After seven months in space, NASA’s Perseverance rover overcame a tense landing phase with a series of perfectly executed maneuvers to gently float down to the Martian soil Thursday and embark on its mission to search for signs of past life.
“Touchdown confirmed,” said operations lead Swati Mohan at 3:55 pm Eastern Time (2055 GMT), as mission control at NASA’s Jet Propulsion Laboratory in Pasadena erupted in cheers.
The autonomously guided procedure was in fact completed more than 11 minutes earlier, the length of time it took for radio signals to return to Earth.
Shortly after landing, the rover sent back its first black-and-white images, revealing a rocky field at the landing site in the Jezero Crater, just north of the Red Planet’s equator.
More images, video of the descent, and perhaps the first sounds of Mars ever recorded by microphones are expected in the coming hours as the rover relays data to overhead satellites.
US President Joe Biden hailed the “historic” event.
“Today proved once again that with the power of science and American ingenuity, nothing is beyond the realm of possibility,” he tweeted.
Key to the successful landing was 33-year-old Filipino-American Gregorio Villar III, who was the NASA Entry, Descent, and Landing (EDL) Systems Engineer of the Mars 2020 Mission.
““There are other Filipinos who worked on Perseverance as well.
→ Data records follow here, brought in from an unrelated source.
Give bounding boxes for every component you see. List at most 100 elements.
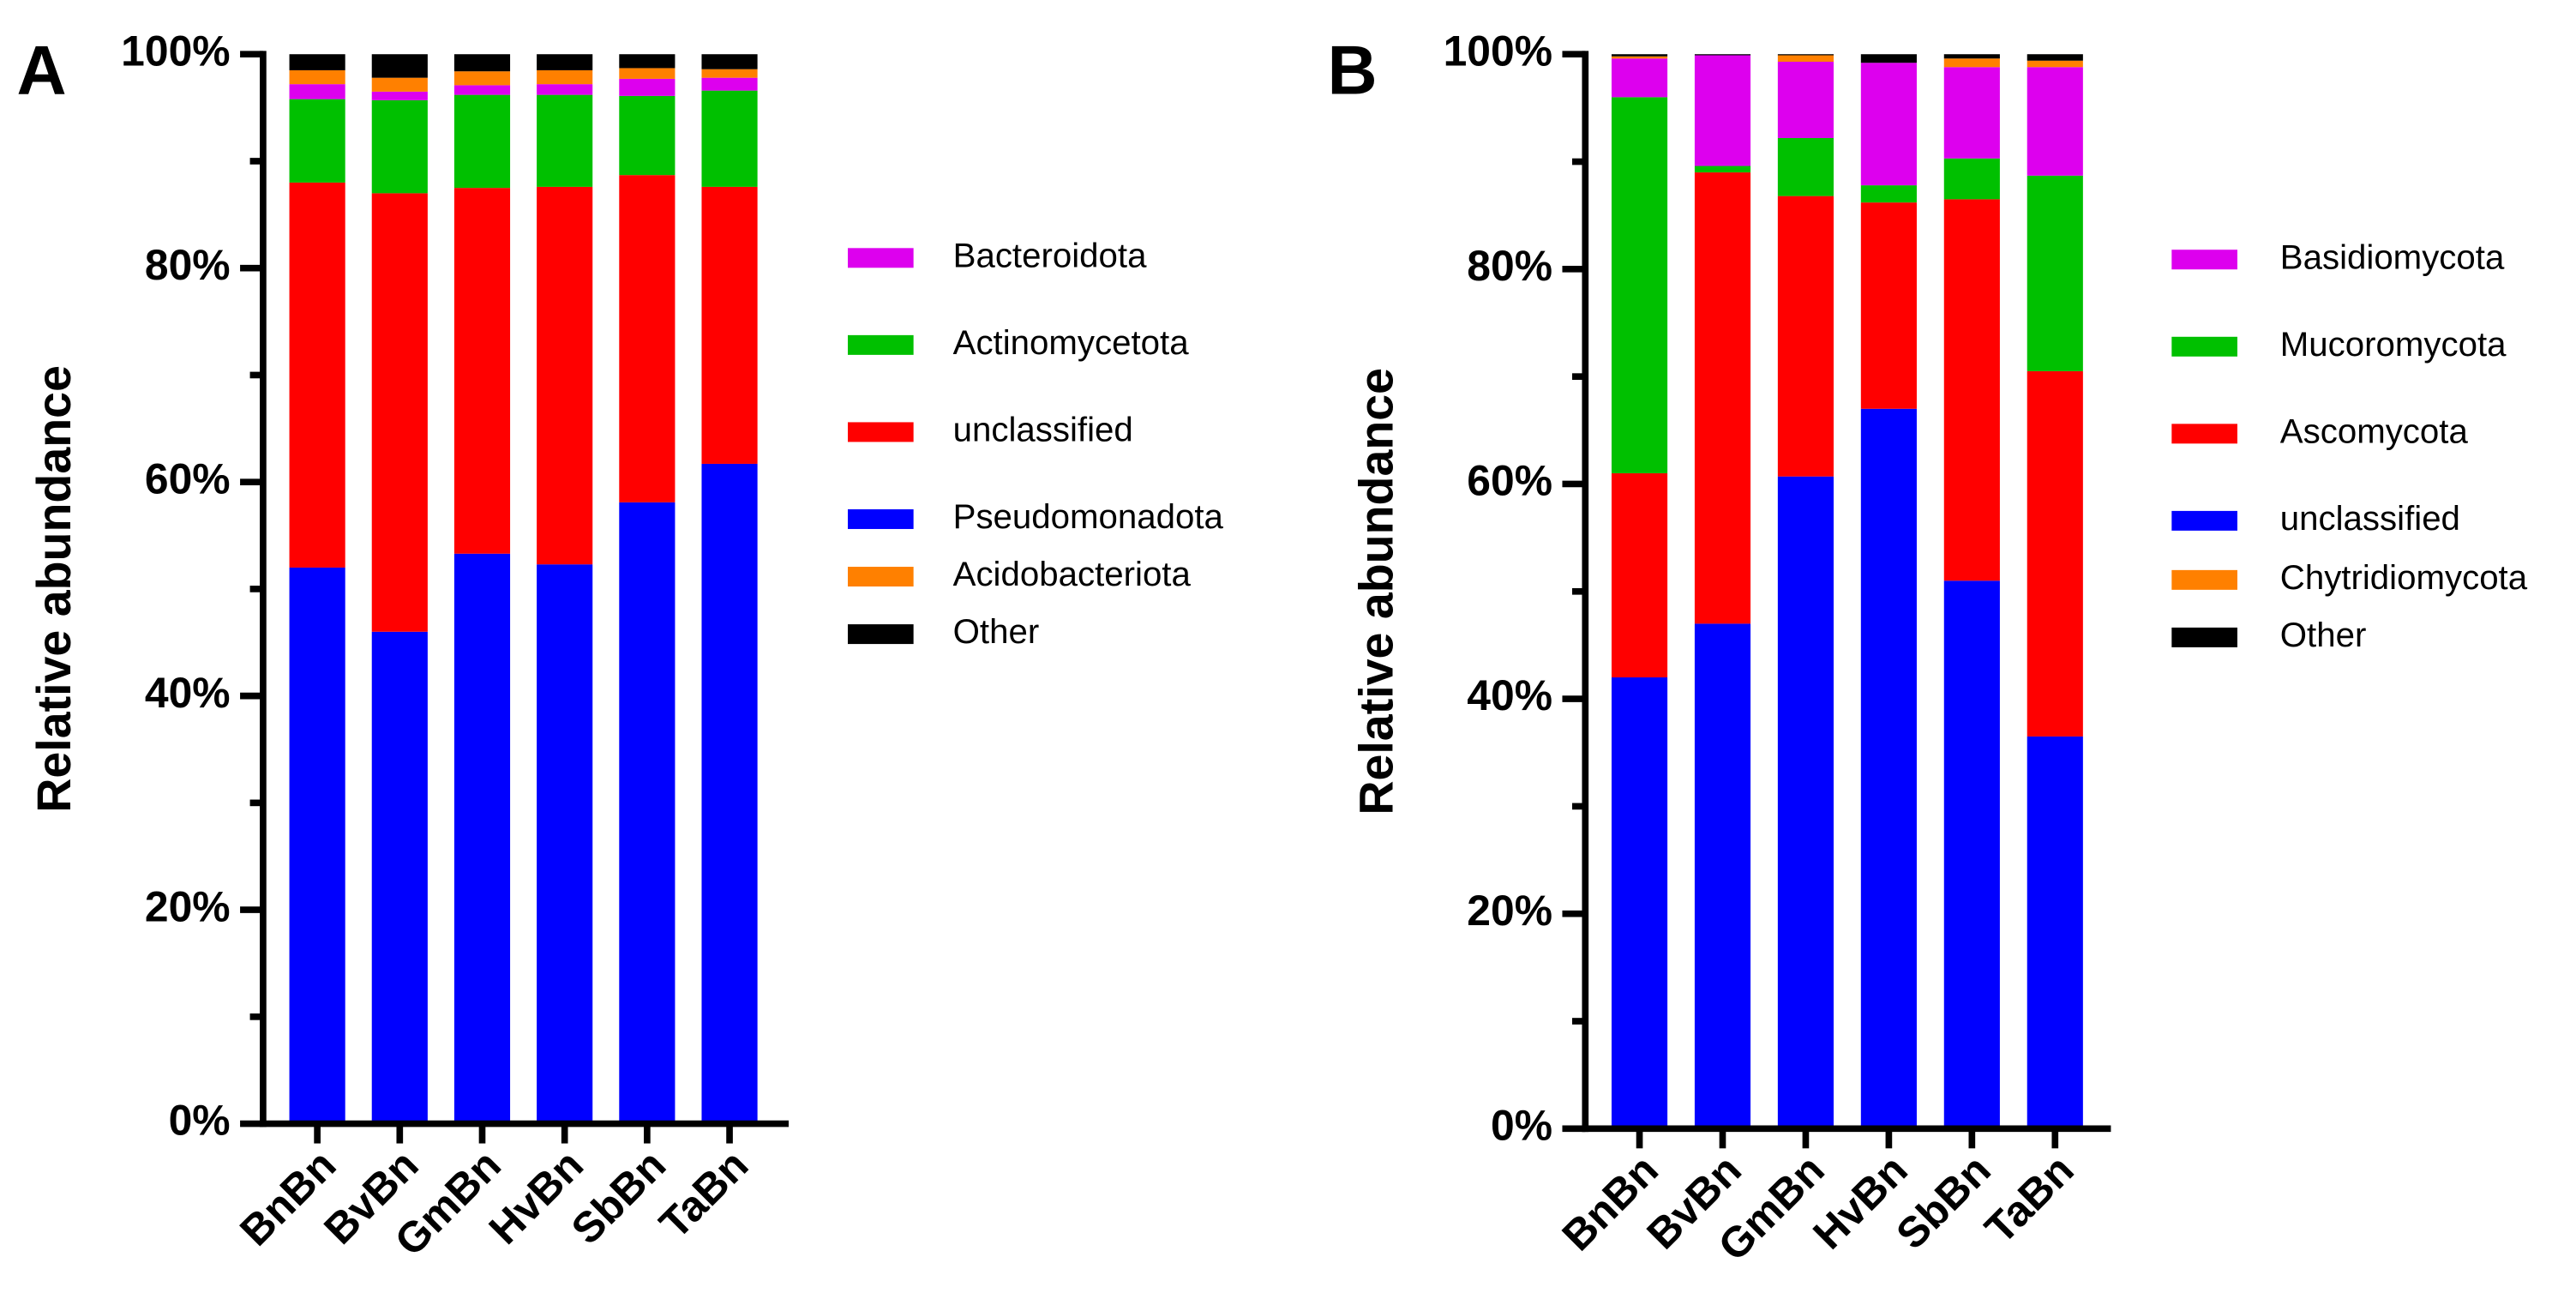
x-tick-label: TaBn (1976, 1146, 2083, 1253)
bar-segment (701, 463, 758, 1124)
bar-segment (1611, 677, 1668, 1129)
bar-segment (537, 84, 593, 95)
bar-segment (2027, 736, 2083, 1129)
bar-segment (1943, 199, 2000, 581)
panel-label: B (1327, 32, 1377, 109)
bar-segment (289, 84, 345, 99)
bar-segment (2027, 60, 2083, 68)
bar-segment (1943, 54, 2000, 59)
bar-segment (619, 175, 676, 502)
bar-segment (371, 631, 428, 1124)
bar-segment (1777, 62, 1834, 138)
bar-segment (1777, 54, 1834, 56)
bar-segment (1860, 54, 1917, 63)
x-tick-label: HvBn (480, 1140, 593, 1254)
legend-swatch (848, 508, 914, 529)
bar-segment (453, 85, 511, 95)
y-axis-title: Relative abundance (27, 365, 81, 813)
x-tick-label: SbBn (1887, 1146, 2000, 1259)
x-tick-label: BnBn (231, 1140, 345, 1254)
legend-swatch (848, 567, 914, 587)
bar-segment (453, 188, 511, 554)
legend-label: Chytridiomycota (2280, 558, 2528, 597)
bar-segment (1943, 67, 2000, 159)
x-tick-label: SbBn (562, 1140, 676, 1254)
bar-segment (1860, 408, 1917, 1129)
bar-segment (1943, 580, 2000, 1129)
y-tick-label: 100% (121, 27, 230, 75)
y-tick-label: 0% (169, 1097, 231, 1145)
bar-segment (537, 94, 593, 187)
legend-swatch (2171, 336, 2237, 357)
y-tick-label: 20% (145, 882, 231, 930)
bar-segment (289, 54, 345, 70)
bar-segment (371, 99, 428, 194)
bar-segment (1943, 158, 2000, 200)
legend-label: Mucoromycota (2280, 325, 2507, 364)
legend-label: Pseudomonadota (953, 497, 1224, 536)
bar-segment (1611, 472, 1668, 678)
legend-label: unclassified (2280, 499, 2460, 538)
bar-segment (371, 77, 428, 92)
bar-segment (1860, 63, 1917, 186)
bar-segment (1611, 54, 1668, 57)
legend-swatch (848, 248, 914, 268)
bar-segment (2027, 370, 2083, 737)
legend-swatch (848, 422, 914, 442)
legend-swatch (2171, 510, 2237, 531)
bar-segment (1777, 137, 1834, 196)
panel-label: A (16, 32, 66, 109)
bar-segment (619, 95, 676, 176)
bar-segment (2027, 67, 2083, 176)
legend-label: Other (2280, 616, 2367, 654)
bar-segment (619, 68, 676, 79)
legend-label: Actinomycetota (953, 323, 1190, 362)
bar-segment (1694, 55, 1751, 166)
bar-segment (371, 193, 428, 632)
bar-segment (289, 182, 345, 568)
bar-segment (537, 186, 593, 565)
y-tick-label: 60% (145, 454, 231, 502)
x-tick-label: TaBn (650, 1140, 757, 1248)
bar-segment (371, 54, 428, 78)
bar-segment (371, 91, 428, 100)
bar-segment (289, 567, 345, 1124)
legend-label: unclassified (953, 411, 1133, 449)
bar-segment (2027, 54, 2083, 61)
y-tick-label: 60% (1467, 457, 1552, 505)
bar-segment (1777, 476, 1834, 1129)
bar-segment (701, 69, 758, 78)
legend-swatch (2171, 424, 2237, 444)
x-tick-label: BnBn (1552, 1146, 1666, 1260)
y-tick-label: 80% (145, 241, 231, 289)
legend-label: Ascomycota (2280, 412, 2469, 450)
legend-swatch (2171, 250, 2237, 270)
bar-segment (453, 553, 511, 1124)
bar-segment (701, 54, 758, 69)
bar-segment (1694, 172, 1751, 624)
legend-label: Bacteroidota (953, 236, 1147, 274)
y-tick-label: 40% (145, 669, 231, 717)
bar-segment (1943, 58, 2000, 68)
legend-swatch (2171, 569, 2237, 590)
bar-segment (1777, 195, 1834, 477)
y-tick-label: 20% (1467, 887, 1552, 935)
bar-segment (1694, 165, 1751, 173)
legend-swatch (848, 334, 914, 355)
bar-segment (453, 71, 511, 86)
y-tick-label: 80% (1467, 242, 1552, 290)
bar-segment (1860, 185, 1917, 203)
legend-label: Basidiomycota (2280, 238, 2505, 276)
legend-label: Acidobacteriota (953, 555, 1192, 593)
legend-swatch (2171, 627, 2237, 647)
bar-segment (1611, 56, 1668, 59)
bar-segment (453, 94, 511, 189)
bar-segment (701, 90, 758, 187)
bar-segment (289, 99, 345, 183)
legend-swatch (848, 624, 914, 645)
y-axis-title: Relative abundance (1349, 368, 1402, 815)
y-tick-label: 40% (1467, 671, 1552, 719)
bar-segment (1611, 58, 1668, 98)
Not just me,” Villar said in interview on ABS-CBN Teleradyo on Friday.
Villar said he became fascinated with math and science when he was a high school student in Baguio.
“I was a high-schooler in Baguio City. I was very good at math and science. I was a big nerd...still a nerd. That’s not a bad thing because nerds rule the world now,” Villar said.
Perseverance’s prime mission will last just over two years but it is likely to remain operational well beyond that, with its predecessor Curiosity still functioning eight years after landing on the planet, said NASA acting administrator Steve Jurczyk.
“It’ll be on Mars for its entire life,” he said, adding “these robots tend to be really reliable.”
Over the coming years, Perseverance will attempt to collect 30 rock and soil samples in sealed tubes, to be eventually sent back to Earth sometime in the 2030s for lab analysis.
About the size of an SUV, the craft weighs a ton, is equipped with a two meter-long robotic arm, has 19 cameras, two microphones and a suite of cutting-edge instruments to assist in its scientific goals.
Before it could set out on its lofty quest, it first had to overcome the dreaded “seven minutes of terror” – the risky EDL phase that has scuppered nearly half of all missions to Mars.
The spacecraft carrying Perseverance careened into the Martian atmosphere at 20,000 kilometers per hour, protected by its heat shield, then deployed a supersonic parachute the size of a Little League field, before firing up an eight-engined jetpack.
Finally, it lowered the rover carefully to the ground on a set of cables.
Allen Chen, lead engineer for the landing stage, said a new guidance system called “Terrain Relative Navigation,” which uses a special camera to identify surface features and compare them to an onboard map, was key to landing in a rugged region of scientific interest.
“We are in a nice flat spot, the vehicle is only tilted by about 1.2 degrees,” he said. “We did successfully find that parking lot, and have a safe rover on the ground.”
The rover is only the fifth ever to set its wheels down on Mars. The feat was first accomplished in 1997, and all of them have been American.
The US is also preparing for an eventual human mission to the planet, though planning remains very preliminary.
“Maybe by mid-to-end of the 2030s we can start pushing out of the Earth-Moon system and land astronauts on Mars,” said Jurczyk.